Mizu Shingen Mochi better known as the raindrop cake is an agar-agar jelly that looks like a large ball of water. It’s pretty, but because it’s mostly made of water, it doesn’t taste like much. It can be served with any topping you like.



Matcha Mille Crêpe

Matcha Mille Crepe Cake is made of thin layers of green tea crepes stacked together with fresh whipped cream in-between.


Zenzai

Japanese zenzai is an unusual dessert that combines thick red bean soup with mochi, the famous sticky rice cake. It can be made by boiling dried red beans or diluting Anko (sweetened red bean paste) in water. The soup can either have a hard or a completely smooth texture. Zenzai can be enriched with different flavors such as orange zest, but the flavor should generally be subtle and natural with a hint of sweetness. Before serving, the hot mochi cakes which have been heated or grilled are placed into this hearty liquid dessert.


Daifuku

Daifuku often referred to as daifuku mochi, is a popular Japanese confectionery.

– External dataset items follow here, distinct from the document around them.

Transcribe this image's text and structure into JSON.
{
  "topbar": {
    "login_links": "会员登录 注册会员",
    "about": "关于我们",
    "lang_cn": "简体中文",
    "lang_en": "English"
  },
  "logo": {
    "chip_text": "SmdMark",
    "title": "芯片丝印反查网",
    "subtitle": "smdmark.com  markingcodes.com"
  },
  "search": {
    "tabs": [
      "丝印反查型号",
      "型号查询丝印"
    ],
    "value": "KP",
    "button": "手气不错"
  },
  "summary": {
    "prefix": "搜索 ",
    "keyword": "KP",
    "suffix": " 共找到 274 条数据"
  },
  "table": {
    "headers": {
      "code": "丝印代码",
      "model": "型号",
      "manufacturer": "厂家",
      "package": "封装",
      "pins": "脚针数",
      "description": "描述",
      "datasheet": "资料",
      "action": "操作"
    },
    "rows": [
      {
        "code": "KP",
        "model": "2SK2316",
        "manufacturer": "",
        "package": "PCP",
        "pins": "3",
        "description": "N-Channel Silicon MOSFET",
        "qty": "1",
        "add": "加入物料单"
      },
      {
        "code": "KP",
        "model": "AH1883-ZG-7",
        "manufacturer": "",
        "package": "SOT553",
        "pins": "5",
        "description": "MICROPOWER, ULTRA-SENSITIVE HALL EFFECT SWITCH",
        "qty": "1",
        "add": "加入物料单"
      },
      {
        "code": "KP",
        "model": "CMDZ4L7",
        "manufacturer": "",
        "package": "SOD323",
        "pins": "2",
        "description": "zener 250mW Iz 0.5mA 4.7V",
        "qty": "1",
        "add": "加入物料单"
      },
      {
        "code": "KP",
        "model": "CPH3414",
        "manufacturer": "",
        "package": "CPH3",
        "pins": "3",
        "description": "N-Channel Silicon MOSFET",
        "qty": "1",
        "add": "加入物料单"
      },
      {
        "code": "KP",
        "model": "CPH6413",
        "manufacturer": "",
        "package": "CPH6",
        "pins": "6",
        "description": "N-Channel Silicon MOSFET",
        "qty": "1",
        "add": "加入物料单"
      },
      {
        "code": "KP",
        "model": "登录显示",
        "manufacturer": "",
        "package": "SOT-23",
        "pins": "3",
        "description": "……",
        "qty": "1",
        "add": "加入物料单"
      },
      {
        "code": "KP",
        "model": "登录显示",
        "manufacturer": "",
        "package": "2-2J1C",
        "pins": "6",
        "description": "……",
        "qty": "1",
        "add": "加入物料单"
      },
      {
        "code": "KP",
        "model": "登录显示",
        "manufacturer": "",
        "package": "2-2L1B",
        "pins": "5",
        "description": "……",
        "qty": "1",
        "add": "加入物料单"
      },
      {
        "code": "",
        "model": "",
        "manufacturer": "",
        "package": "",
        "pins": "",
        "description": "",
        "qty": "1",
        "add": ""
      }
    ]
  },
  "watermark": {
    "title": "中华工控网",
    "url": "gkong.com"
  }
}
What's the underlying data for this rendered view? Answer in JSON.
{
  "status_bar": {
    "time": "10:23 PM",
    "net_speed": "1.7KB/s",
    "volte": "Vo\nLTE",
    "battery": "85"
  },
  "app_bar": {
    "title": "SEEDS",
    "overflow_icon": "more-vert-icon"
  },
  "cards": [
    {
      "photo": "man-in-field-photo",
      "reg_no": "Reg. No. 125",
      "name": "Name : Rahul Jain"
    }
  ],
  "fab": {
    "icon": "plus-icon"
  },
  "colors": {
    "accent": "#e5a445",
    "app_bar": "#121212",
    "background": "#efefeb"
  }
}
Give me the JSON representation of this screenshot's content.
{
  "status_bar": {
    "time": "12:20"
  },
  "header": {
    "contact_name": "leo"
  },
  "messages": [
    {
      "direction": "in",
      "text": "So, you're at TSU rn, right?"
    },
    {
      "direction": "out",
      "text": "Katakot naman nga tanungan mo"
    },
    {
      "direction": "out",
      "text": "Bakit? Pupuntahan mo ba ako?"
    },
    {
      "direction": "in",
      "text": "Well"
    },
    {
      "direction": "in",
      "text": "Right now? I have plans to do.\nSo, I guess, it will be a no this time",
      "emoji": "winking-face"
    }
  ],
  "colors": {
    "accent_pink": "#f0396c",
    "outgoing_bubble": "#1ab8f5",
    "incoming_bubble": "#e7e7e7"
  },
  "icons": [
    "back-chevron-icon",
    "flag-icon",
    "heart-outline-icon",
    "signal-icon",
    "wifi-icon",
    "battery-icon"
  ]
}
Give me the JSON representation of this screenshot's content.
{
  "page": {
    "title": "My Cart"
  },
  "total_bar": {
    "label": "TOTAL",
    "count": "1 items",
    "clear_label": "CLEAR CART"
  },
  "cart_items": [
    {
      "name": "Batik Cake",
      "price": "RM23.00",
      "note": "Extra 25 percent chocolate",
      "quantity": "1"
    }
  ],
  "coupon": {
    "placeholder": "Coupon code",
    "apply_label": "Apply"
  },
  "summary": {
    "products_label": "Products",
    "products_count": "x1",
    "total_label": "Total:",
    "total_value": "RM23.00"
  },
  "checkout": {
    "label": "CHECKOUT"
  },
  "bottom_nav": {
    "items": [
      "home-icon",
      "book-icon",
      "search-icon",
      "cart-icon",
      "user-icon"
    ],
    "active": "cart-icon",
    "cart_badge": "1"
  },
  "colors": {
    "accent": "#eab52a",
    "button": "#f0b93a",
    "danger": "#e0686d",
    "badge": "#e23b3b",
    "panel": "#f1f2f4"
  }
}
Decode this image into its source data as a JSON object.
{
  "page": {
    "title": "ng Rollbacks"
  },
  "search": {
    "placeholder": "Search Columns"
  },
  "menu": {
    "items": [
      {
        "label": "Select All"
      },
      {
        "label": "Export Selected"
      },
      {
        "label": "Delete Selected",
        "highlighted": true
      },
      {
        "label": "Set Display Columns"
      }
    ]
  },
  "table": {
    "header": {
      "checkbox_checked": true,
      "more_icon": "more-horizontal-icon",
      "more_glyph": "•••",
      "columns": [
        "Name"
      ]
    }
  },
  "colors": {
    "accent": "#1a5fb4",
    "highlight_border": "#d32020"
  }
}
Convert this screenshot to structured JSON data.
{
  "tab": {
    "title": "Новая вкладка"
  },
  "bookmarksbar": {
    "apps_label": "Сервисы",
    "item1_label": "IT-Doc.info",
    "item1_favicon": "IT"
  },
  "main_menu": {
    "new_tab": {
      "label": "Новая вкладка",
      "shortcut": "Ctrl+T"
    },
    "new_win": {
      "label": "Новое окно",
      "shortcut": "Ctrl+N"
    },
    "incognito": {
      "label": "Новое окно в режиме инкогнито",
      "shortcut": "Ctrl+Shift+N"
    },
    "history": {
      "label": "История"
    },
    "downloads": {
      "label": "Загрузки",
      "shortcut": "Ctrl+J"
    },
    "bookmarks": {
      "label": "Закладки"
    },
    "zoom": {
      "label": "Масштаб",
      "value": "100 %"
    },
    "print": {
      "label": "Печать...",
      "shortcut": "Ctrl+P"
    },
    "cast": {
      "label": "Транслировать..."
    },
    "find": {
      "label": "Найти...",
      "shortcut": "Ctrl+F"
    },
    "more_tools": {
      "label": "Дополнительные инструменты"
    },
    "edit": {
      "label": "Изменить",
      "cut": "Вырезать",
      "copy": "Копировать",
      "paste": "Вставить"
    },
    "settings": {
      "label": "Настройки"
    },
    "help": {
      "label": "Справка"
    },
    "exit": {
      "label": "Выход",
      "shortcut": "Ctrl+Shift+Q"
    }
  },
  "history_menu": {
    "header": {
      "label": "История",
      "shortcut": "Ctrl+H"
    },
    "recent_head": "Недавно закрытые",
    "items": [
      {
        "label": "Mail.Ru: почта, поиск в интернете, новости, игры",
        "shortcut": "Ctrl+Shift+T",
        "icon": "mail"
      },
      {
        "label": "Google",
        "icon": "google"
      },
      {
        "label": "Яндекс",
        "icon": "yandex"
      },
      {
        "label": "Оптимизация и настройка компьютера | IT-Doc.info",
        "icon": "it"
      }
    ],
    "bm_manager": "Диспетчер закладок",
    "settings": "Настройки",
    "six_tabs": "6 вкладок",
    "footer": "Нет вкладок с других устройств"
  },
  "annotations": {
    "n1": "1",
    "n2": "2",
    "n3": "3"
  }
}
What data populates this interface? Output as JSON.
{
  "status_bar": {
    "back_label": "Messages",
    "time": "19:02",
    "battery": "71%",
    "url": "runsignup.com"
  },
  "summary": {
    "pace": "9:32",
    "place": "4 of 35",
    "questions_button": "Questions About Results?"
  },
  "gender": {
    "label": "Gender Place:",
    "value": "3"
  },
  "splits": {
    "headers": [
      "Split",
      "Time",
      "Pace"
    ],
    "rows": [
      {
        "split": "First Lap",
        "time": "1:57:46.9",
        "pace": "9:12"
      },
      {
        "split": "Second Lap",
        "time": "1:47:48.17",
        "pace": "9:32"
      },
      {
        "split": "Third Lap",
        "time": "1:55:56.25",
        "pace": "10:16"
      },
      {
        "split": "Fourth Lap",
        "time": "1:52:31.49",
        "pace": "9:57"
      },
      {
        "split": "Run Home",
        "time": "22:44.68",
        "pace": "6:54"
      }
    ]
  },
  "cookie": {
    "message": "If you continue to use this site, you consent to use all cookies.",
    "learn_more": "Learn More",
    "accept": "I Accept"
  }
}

It is usually shaped into small round balls, which consist of a chewy outer layer and a creamy, sweet filling. The daifuku shell is made with mochi, a glutinous ingredient created through the time-consuming process of crushing boiled or steamed rice.

It is often tinted with different colors, most commonly pale pink and light green, creating a decorative and appealing treat.

Each daifuku cake is filled with luscious creamy and sweet content, and the most common is the traditional semi-sweet red bean paste, popularly called Anko or tsubuan.



Drinks

Matcha

Matcha is finely ground powder of specially grown and processed green tea leaves, traditionally consumed in East Asia. The green tea plants used for matcha are shade-grown for three to four weeks before harvest; the stems and veins are removed during processing.